What is art?
The questions "What is beauty?," "What is truth?," "What is good?," and "What is art?" make an appearance in high school classes, and elicit year by year the same arguments, same thoughts, and by and large the same decisions in young hearts and minds. Across cultures there are some differences, but by and large the students and their answers in every culture can be grouped into two camps:
First group: individuals who believe that beauty is related to harmony of form; truth and error are discernable to anyone with common sense and a wise heart; good and bad are likewise discernable; and art is man’s attempt to convey beauty, truth and good to others. In the USA, these folks are usually labeled idealists by their teachers and classmates. I will take a flyer here and guess that among these, many believe in a God.

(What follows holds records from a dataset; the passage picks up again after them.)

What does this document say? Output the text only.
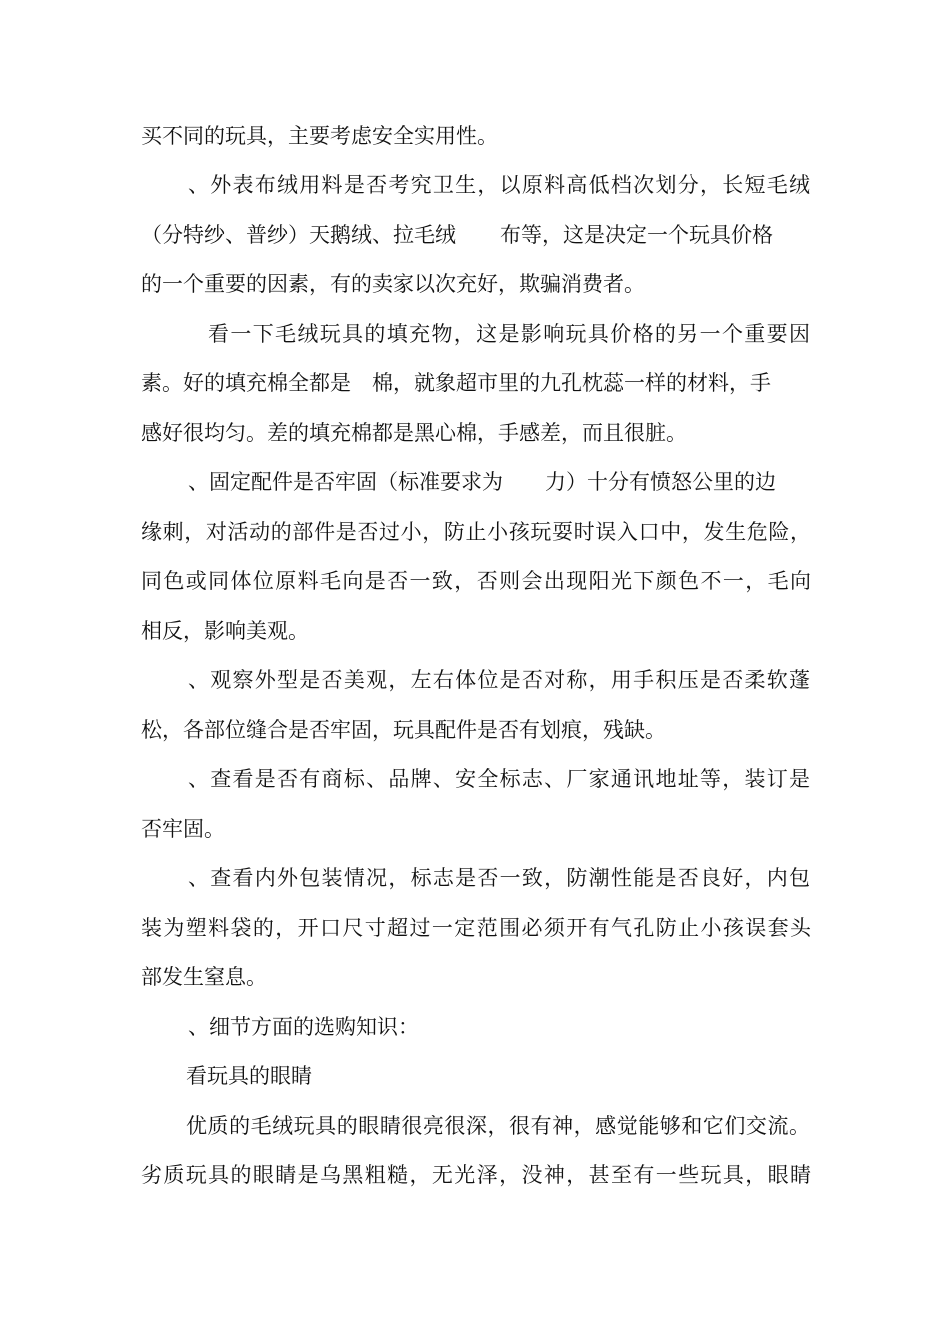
买不同的玩具，主要考虑安全实用性。
、外表布绒用料是否考究卫生，以原料高低档次划分，长短毛绒
（分特纱、普纱）天鹅绒、拉毛绒 布等，这是决定一个玩具价格
的一个重要的因素，有的卖家以次充好，欺骗消费者。
看一下毛绒玩具的填充物，这是影响玩具价格的另一个重要因
素。好的填充棉全都是 棉，就象超市里的九孔枕蕊一样的材料，手
感好很均匀。差的填充棉都是黑心棉，手感差，而且很脏。
、固定配件是否牢固（标准要求为 力）十分有愤怒公里的边
缘刺，对活动的部件是否过小，防止小孩玩耍时误入口中，发生危险，
同色或同体位原料毛向是否一致，否则会出现阳光下颜色不一，毛向
相反，影响美观。
、观察外型是否美观，左右体位是否对称，用手积压是否柔软蓬
松，各部位缝合是否牢固，玩具配件是否有划痕，残缺。
、查看是否有商标、品牌、安全标志、厂家通讯地址等，装订是
否牢固。
、查看内外包装情况，标志是否一致，防潮性能是否良好，内包
装为塑料袋的，开口尺寸超过一定范围必须开有气孔防止小孩误套头
部发生窒息。
、细节方面的选购知识：
看玩具的眼睛
优质的毛绒玩具的眼睛很亮很深，很有神，感觉能够和它们交流。
劣质玩具的眼睛是乌黑粗糙，无光泽，没神，甚至有一些玩具，眼睛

Second group: people who believe that beauty is always in the eye of the beholder and therefore one man’s beauty can be another man’s ugliness; truth and error are relative, cannot be dictated, and probably cannot ever be discovered by mere common sense; good and bad are also relative and not absolute or unarguable; and that art is anything the artist feels like expressing, like it or not. In the USA, these folks are usually labeled realists and are often encouraged by teachers and peers. They are also labeled ethical relativists by some--and again, risking censure, I guess that many are agnostics or outright atheists.
So who is right?
And so what?
If you are an atheist you may glom onto the second question, mutter an expletive, and move on to another blog. Bye-bye, and thanks for stopping.

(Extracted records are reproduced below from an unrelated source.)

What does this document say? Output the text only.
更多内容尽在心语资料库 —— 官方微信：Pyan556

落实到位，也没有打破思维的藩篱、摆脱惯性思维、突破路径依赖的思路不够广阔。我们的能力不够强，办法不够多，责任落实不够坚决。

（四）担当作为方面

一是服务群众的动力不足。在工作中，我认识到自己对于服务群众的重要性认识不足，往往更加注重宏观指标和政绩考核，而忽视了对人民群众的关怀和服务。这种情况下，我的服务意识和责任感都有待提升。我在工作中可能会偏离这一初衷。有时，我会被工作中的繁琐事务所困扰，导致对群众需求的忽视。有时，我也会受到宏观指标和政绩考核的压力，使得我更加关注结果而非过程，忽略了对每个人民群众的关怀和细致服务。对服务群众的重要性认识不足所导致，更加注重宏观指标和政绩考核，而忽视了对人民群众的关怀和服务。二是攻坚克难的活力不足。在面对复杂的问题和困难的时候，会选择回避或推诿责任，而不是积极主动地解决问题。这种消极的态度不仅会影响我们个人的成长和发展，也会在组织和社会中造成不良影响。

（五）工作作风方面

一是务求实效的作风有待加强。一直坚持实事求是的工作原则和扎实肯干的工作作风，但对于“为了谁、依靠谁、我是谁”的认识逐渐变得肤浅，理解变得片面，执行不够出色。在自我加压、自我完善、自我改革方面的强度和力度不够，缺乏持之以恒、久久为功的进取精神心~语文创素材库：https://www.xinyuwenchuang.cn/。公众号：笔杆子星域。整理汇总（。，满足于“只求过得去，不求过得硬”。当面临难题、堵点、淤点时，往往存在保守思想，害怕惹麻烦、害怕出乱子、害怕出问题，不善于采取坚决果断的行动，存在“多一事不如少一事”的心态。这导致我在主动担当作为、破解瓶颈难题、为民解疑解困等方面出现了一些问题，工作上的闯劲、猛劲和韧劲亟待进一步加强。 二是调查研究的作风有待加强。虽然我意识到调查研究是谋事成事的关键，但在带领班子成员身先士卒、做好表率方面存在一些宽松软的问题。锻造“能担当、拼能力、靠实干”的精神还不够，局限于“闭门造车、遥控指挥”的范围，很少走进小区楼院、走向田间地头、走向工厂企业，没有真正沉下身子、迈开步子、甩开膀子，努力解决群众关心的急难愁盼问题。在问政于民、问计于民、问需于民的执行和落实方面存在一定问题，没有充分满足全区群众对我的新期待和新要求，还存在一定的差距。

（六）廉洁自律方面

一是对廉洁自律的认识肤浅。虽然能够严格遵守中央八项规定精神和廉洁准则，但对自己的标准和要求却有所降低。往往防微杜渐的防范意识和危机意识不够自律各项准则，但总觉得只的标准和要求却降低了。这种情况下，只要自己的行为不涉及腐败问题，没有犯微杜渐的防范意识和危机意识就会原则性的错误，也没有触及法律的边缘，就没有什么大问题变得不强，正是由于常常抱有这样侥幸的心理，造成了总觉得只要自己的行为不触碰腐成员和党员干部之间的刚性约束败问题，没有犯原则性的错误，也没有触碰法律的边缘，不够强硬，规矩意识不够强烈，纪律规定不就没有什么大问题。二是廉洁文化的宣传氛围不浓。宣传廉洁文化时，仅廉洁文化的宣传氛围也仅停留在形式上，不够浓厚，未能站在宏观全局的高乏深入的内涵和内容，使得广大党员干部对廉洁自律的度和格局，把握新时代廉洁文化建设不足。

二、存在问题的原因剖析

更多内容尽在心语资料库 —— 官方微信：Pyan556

If you wonder--or care--who is right, you may be a seeker of truth, no matter what your religious stance. To you, it is important to know why you believe what you believe, and what in the world to call that meaningless (to you) and garish splash of paint others are “oohing” and “aahing” at, which occupies a prime spot in the gallery you got dragged into and carries a price tag that could get your car completely fixed AND repainted.
Is it art?
Can you read between the lines to see which camp I’m in? Art conveys beauty! But--there are meaningless-looking odd splashes of paint that are just right to convey a feeling, and if that feeling is one someone wants to permeate his living room, I say by all means, “Buy it.” Why? Because feeling is at the heart of art, whether the art is representational or not.
Now, some artists claim that getting even a feeling of revulsion looking at a work of “art” qualifies it to be called art; the piece has stimulated a gut response in the viewer and that is sufficient--the piece has done its job as artwork. I disagree: personally I think that if we're talking about feeling here, getting only a good feeling from a work of “art” qualifies it to be called art. I know many artists disagree with me, and especially those who make a lot of money selling, well, stuff that would revulse me out of my own living room.
But philosophers and non-philosophers alike have argued about beauty, truth, good and evil, and art for millennia; this debate is not new at all. The endlessness of this debate itself leads me to wonder, where do we get our opinions from? What guides us to our beliefs, anyway? And why do people believe strongly such different things? If there is a universal truth, why don't we all agree on it? Does the sheer endlessness of disagreement prove that there is not a universal truth?
When I sought answers in my youth--and yes, I was one who always wanted to know the why and how of things--I was confronted by the many differing answers that adults gave me to the same questions; and that fact led me to wonder early on: how in the world can one discern who is wise and who is “blowing smoke,” if one does not already possess some wisdom with which to measure and discern? It is the chicken-and-egg problem! But as a kid I sure wanted to be able to tell which adults were trustworthy and wise truth-tellers and which were the jerks--BEFORE I got into trouble following the advice of the jerks. Yes, I was spanked for misbehaving! Thus you may guess I had plenty of motivation to find wisdom, and quickly. And I quickly found that I "knew" the difference between trustworthy and untrustworthy information; among adults that I met, I could size up the phonies pretty fast. Adults marveled at how smart I was about that, for a kid.
When I met David Stewart, I knew he was no phony. He didn't look like an artist--no long hair, hippie beads, existentialist stance. He was, as I've mentioned before, balding, middle-aged, and a good provider for his wife and three kids. All he smoked was cigarettes! He didn't fit the mold for "artist;" but when he talked about beauty, truth, art, good and evil, he made sense. He was classic. What he said, Raphael had said, and Michelangelo, Rodin, da Vinci, and Wildenhain. When I looked at his pots, there was nothing "tweaked" about them. Dave's teapots held tea. They poured tea obediently, and without dribbling. They were well-balanced in the hand. They were not expensive. They were real teapots, meant for real people to use. They were honest. They were beautiful. Dave talked the talk, and his pots walked the walk. I believed him. I liked him. I trusted him. And I determined to learn all I could from him.
Looks like I got off the topic of "what is art?" a bit, here. But, actually, I don't suppose I can fully tell you. You may have your own already-formed certainty of truth. But, not being able to tell you does not mean that I believe art is incapable of being described (as believe the second group of individuals, see above), or that art is anything you want it to be.
Art is the expression of beauty, truth, and good. I think I will return to this topic at a later time; there is still much to express.